AGRR Magazine

Q-and-A with Safelite's CEO

What’s wrong with this picture? That’s Safelite (now Belron US) CEO Dan Wilson behind the podium at the annual IGA Independents' Days Conference and Spring Auto Glass Show™. . Wilson, who spoke at the conference (see related story above) also spent nearly 30 minutes answering questions about his company and its practices.

”We wanted to get as many questions in as possible,” said IGA director of operations Patrick Smith, “and we knew emotions would be high, so we asked attendees to write down their questions in advance and we picked the most important ones to ask.”

Wilson answered 31 minutes of questions asked by Deb Levy, publisher of AGRR magazine and™. (AGRR’s parent company also has a separate association management division, for which Smith works, that manages the IGA.)

A synopsis of both the questions and answers appear below. Neither are exact quotes.

Q-Belron has stores that are open in the evening and on Sunday in Europe. Do you foresee that expanding into the United States?

Wilson said it may be something that is considered eventually, but it’s not the highest priority right now for Belron US.

Q--IGA members are concerned about illegal and unethical steering. Do you think steering exists?

Wilson said Belron US goes to great lengths to assure it operates its business ethically and in compliance with all laws and do not engage in illegal steering activities.

Q--If Safelite does not steer, then why does Safelite fight anti-steering legislation almost everywhere it's proposed?

Wilson stated that his company has supported quite a bit of anti-steering legislation and that Belron US and the IGA have been on the same side many times. For example, the company supported recent auto glass legislation in Washington.

“We like the fact that the bill gives consumers the right to choose a glass shop of their choice. We go to great lengths to assure that customer preference is asked and honored by our associates. We already inform insureds calling who we are and we also inform them of our relationship with their insurer so there is nothing additional we need to do in our business to comply with Washington’s new law,” he said.

Q--To get paid for dealer parts, some members are now being told they need to fax a copy of their invoice –their cost—to Safelite and they will be paid 20 percent. How would you feel about having to provide your competitor your costs?

“Look I understand the pain involved, but I can assure you that there is no one reading invoices and checking who paid what to whom. It doesn’t happen,” said Wilson. “I wouldn’t jeopardize our business relationships like that.”

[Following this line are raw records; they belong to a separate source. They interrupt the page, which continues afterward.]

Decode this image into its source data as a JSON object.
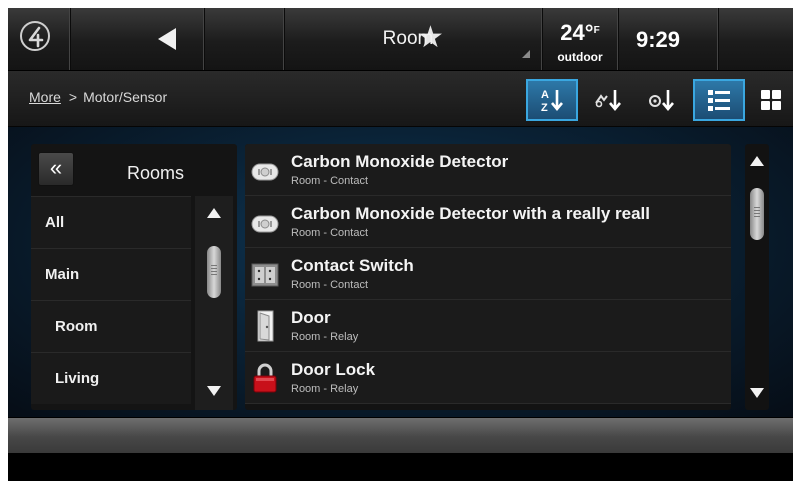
{
  "topbar": {
    "title": "Room",
    "temperature": "24°",
    "temp_unit": "F",
    "weather_label": "outdoor",
    "time": "9:29"
  },
  "subbar": {
    "breadcrumb_link": "More",
    "breadcrumb_separator": ">",
    "breadcrumb_current": "Motor/Sensor",
    "toolbar": [
      {
        "icon": "sort-alpha-icon",
        "active": true
      },
      {
        "icon": "sort-type-icon",
        "active": false
      },
      {
        "icon": "sort-status-icon",
        "active": false
      },
      {
        "icon": "list-view-icon",
        "active": true
      },
      {
        "icon": "grid-view-icon",
        "active": false
      }
    ]
  },
  "rooms": {
    "collapse_label": "«",
    "title": "Rooms",
    "items": [
      {
        "label": "All"
      },
      {
        "label": "Main"
      },
      {
        "label": "Room"
      },
      {
        "label": "Living"
      }
    ]
  },
  "devices": [
    {
      "name": "Carbon Monoxide Detector",
      "sub": "Room - Contact",
      "icon": "co-detector-icon"
    },
    {
      "name": "Carbon Monoxide Detector with a really reall",
      "sub": "Room - Contact",
      "icon": "co-detector-icon"
    },
    {
      "name": "Contact Switch",
      "sub": "Room - Contact",
      "icon": "contact-switch-icon"
    },
    {
      "name": "Door",
      "sub": "Room - Relay",
      "icon": "door-icon"
    },
    {
      "name": "Door Lock",
      "sub": "Room - Relay",
      "icon": "lock-icon"
    }
  ],
  "colors": {
    "accent": "#3aa7e0",
    "lock_red": "#c8101a"
  }
}
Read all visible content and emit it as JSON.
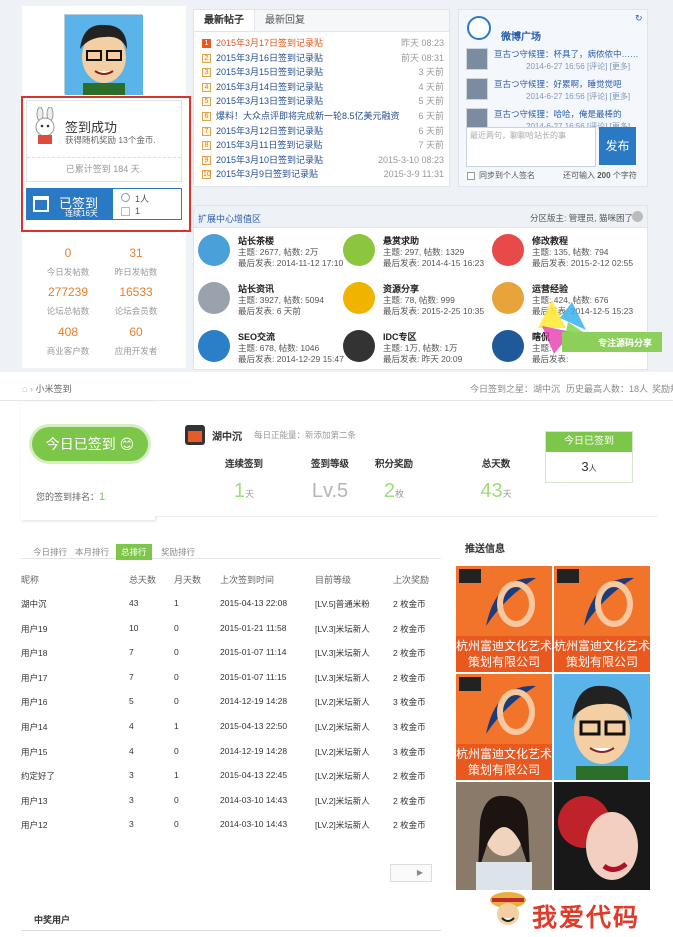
{
  "top": {
    "signin_popup": {
      "title": "签到成功",
      "sub": "获得随机奖励 13个金币.",
      "total": "已累计签到 184 天."
    },
    "signed": {
      "label": "已签到",
      "streak": "连续16天",
      "count1": "1人",
      "count2": "1"
    },
    "stats": [
      {
        "v": "0",
        "l": "今日发帖数"
      },
      {
        "v": "31",
        "l": "昨日发帖数"
      },
      {
        "v": "277239",
        "l": "论坛总帖数"
      },
      {
        "v": "16533",
        "l": "论坛会员数"
      },
      {
        "v": "408",
        "l": "商业客户数"
      },
      {
        "v": "60",
        "l": "应用开发者"
      }
    ],
    "posts_tabs": [
      "最新帖子",
      "最新回复"
    ],
    "posts": [
      {
        "n": "1",
        "t": "2015年3月17日签到记录贴",
        "d": "昨天 08:23",
        "hot": true
      },
      {
        "n": "2",
        "t": "2015年3月16日签到记录贴",
        "d": "前天 08:31"
      },
      {
        "n": "3",
        "t": "2015年3月15日签到记录贴",
        "d": "3 天前"
      },
      {
        "n": "4",
        "t": "2015年3月14日签到记录贴",
        "d": "4 天前"
      },
      {
        "n": "5",
        "t": "2015年3月13日签到记录贴",
        "d": "5 天前"
      },
      {
        "n": "6",
        "t": "爆料！大众点评即将完成新一轮8.5亿美元融资",
        "d": "6 天前"
      },
      {
        "n": "7",
        "t": "2015年3月12日签到记录贴",
        "d": "6 天前"
      },
      {
        "n": "8",
        "t": "2015年3月11日签到记录贴",
        "d": "7 天前"
      },
      {
        "n": "9",
        "t": "2015年3月10日签到记录贴",
        "d": "2015-3-10 08:23"
      },
      {
        "n": "10",
        "t": "2015年3月9日签到记录贴",
        "d": "2015-3-9 11:31"
      }
    ],
    "weibo": {
      "title": "微博广场",
      "items": [
        {
          "t": "亘古つ守候狸：杯具了，病侬侬中……",
          "d": "2014-6-27 16:56 [评论] [更多]"
        },
        {
          "t": "亘古つ守候狸：好累啊，睡觉觉吧",
          "d": "2014-6-27 16:56 [评论] [更多]"
        },
        {
          "t": "亘古つ守候狸：哈哈，俺是最棒的",
          "d": "2014-6-27 16:56 [评论] [更多]"
        }
      ],
      "placeholder": "最近两句，聊聊哈站长的事",
      "publish": "发布",
      "sync": "同步到个人签名",
      "remain": "还可输入",
      "remain_n": "200",
      "remain_unit": "个字符"
    },
    "ext": {
      "title": "扩展中心增值区",
      "moderators": "分区版主: 管理员, 猫咪困了",
      "forums": [
        {
          "name": "站长茶楼",
          "stat": "主题: 2677, 帖数: 2万",
          "last": "最后发表: 2014-11-12 17:10",
          "color": "#4aa0d8"
        },
        {
          "name": "悬赏求助",
          "stat": "主题: 297, 帖数: 1329",
          "last": "最后发表: 2014-4-15 16:23",
          "color": "#8cc63e"
        },
        {
          "name": "修改教程",
          "stat": "主题: 135, 帖数: 794",
          "last": "最后发表: 2015-2-12 02:55",
          "color": "#e84a4a"
        },
        {
          "name": "站长资讯",
          "stat": "主题: 3927, 帖数: 5094",
          "last": "最后发表: 6 天前",
          "color": "#9aa3ad"
        },
        {
          "name": "资源分享",
          "stat": "主题: 78, 帖数: 999",
          "last": "最后发表: 2015-2-25 10:35",
          "color": "#f0b400"
        },
        {
          "name": "运营经验",
          "stat": "主题: 424, 帖数: 676",
          "last": "最后发表: 2014-12-5 15:23",
          "color": "#e8a43a"
        },
        {
          "name": "SEO交流",
          "stat": "主题: 678, 帖数: 1046",
          "last": "最后发表: 2014-12-29 15:47",
          "color": "#2a7fc8"
        },
        {
          "name": "IDC专区",
          "stat": "主题: 1万, 帖数: 1万",
          "last": "最后发表: 昨天 20:09",
          "color": "#333333"
        },
        {
          "name": "瞎侃",
          "stat": "主题:",
          "last": "最后发表:",
          "color": "#1e5a9a"
        }
      ]
    },
    "watermark": "专注源码分享"
  },
  "bread": {
    "home": "小米签到",
    "right1": "今日签到之星：湖中沉",
    "right2": "历史最高人数：18人",
    "right3": "奖励规则"
  },
  "sign": {
    "button": "今日已签到 😊",
    "rank_label": "您的签到排名：",
    "rank": "1",
    "user": "湖中沉",
    "badge": "每日正能量：新添加第二条",
    "stats": [
      {
        "l": "连续签到",
        "v": "1",
        "u": "天"
      },
      {
        "l": "签到等级",
        "v": "Lv.5",
        "u": ""
      },
      {
        "l": "积分奖励",
        "v": "2",
        "u": "枚"
      },
      {
        "l": "总天数",
        "v": "43",
        "u": "天"
      }
    ],
    "today_title": "今日已签到",
    "today_count": "3",
    "today_unit": "人"
  },
  "rank": {
    "tabs": [
      "今日排行",
      "本月排行",
      "总排行",
      "奖励排行"
    ],
    "cols": [
      "昵称",
      "总天数",
      "月天数",
      "上次签到时间",
      "目前等级",
      "上次奖励"
    ],
    "rows": [
      [
        "湖中沉",
        "43",
        "1",
        "2015-04-13 22:08",
        "[LV.5]普通米粉",
        "2 枚金币"
      ],
      [
        "用户19",
        "10",
        "0",
        "2015-01-21 11:58",
        "[LV.3]米坛新人",
        "2 枚金币"
      ],
      [
        "用户18",
        "7",
        "0",
        "2015-01-07 11:14",
        "[LV.3]米坛新人",
        "2 枚金币"
      ],
      [
        "用户17",
        "7",
        "0",
        "2015-01-07 11:15",
        "[LV.3]米坛新人",
        "2 枚金币"
      ],
      [
        "用户16",
        "5",
        "0",
        "2014-12-19 14:28",
        "[LV.2]米坛新人",
        "3 枚金币"
      ],
      [
        "用户14",
        "4",
        "1",
        "2015-04-13 22:50",
        "[LV.2]米坛新人",
        "3 枚金币"
      ],
      [
        "用户15",
        "4",
        "0",
        "2014-12-19 14:28",
        "[LV.2]米坛新人",
        "3 枚金币"
      ],
      [
        "约定好了",
        "3",
        "1",
        "2015-04-13 22:45",
        "[LV.2]米坛新人",
        "2 枚金币"
      ],
      [
        "用户13",
        "3",
        "0",
        "2014-03-10 14:43",
        "[LV.2]米坛新人",
        "2 枚金币"
      ],
      [
        "用户12",
        "3",
        "0",
        "2014-03-10 14:43",
        "[LV.2]米坛新人",
        "2 枚金币"
      ]
    ],
    "footer": "中奖用户"
  },
  "recommend": {
    "title": "推送信息",
    "ad_text": "杭州富迪文化艺术策划有限公司"
  },
  "logo": "我爱代码",
  "colors": {
    "green": "#7cc64a",
    "orange": "#e87e2a",
    "blue": "#2a79c4",
    "red": "#d9332b"
  }
}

Q--If Safelite is such a big proponent of safety, then why isn’t Safelite an AGRSS-registered company?

Wilson said the company takes safety very seriously and that is why it invests heavily in training its technicians to such high standards. He also stated that AGRSS registration is under review at this time.

Q--Another safety question. Safelite stresses safety, yet it seems any shops that agree to your pricing and have insurance can participate on your network. How do you know the shops on your network are doing installations properly?

Wilson said that, as a company, it has a mandatory pre-screening process that includes mandatory drug testing, a criminal background check and a motor vehicle record check for all associates. Additionally, all technicians must go through an internal certification process called Safe Tech Certification.


Q--Safelite is generally believed to hold around a 20-percent market share. Yet, in recent testimony before a South Carolina legislative committee, he testified that Safelite has an 80-percent share of Nationwide’s business. Now, if Safelite’s normal market share is 20 percent, please help us understand what, other than steering, could account for this great difference.

Though he hadn’t heard the testimony and wouldn’t comment on it specifically, he did say the figures cited in the question were wrong and implied the figures provided by Nationwide were at issue.


Q--Why does Safelite always put glass shops on hold for long periods of time and yet agents say they can get right through?

Wilson stated that it is not company practice to put glass shops hold for long periods of time. In fact, he said that Safelite Solutions has the best telephone answering response time in the industry. He added that there are circumstances when the hold time is elongated such as during the recent winter storm activity. However, that’s one of the reasons the company maintains such a high percentage of part time associates so it can adjust its staffing during high volume periods.

Q--What do glass shops need to do to ensure that Safelite does not give out false information about glass shops, i.e. you may be liable for the difference, etc., when shops have notified Safelite that they will not charge the difference?

Wilson stated that Safelite Solutions does not provide false information. It follows the scripts of its insurance carriers and that the insurance carriers determine the content of the script. Wilson went on to say that insurance carriers require this language since a large percentage of glass shop invoices include language telling the customer that they may be liable for any difference between what the glass shop charges and what the insurance carrier is willing to pay.

Q--Safelite and the Independents have had a very rocky past. Do you think that this rocky relationship has been exploited by the insurance carriers and others?

Wilson feels the rocky relationship between Belron US and the IGA hurts the industry as a whole, but said he could not comment on insurance carriers in particular.

Q--Is there anything else you would like to tell the group?

Wilson said he “came in peace” and hopes that his presence at the conference will lead to greater dialogue and problem-solving between the groups. Wilson also stated that the two groups have more in common than differences and that an open dialog between the two groups is more advantageous to the industry than a litigious and legislative course of action.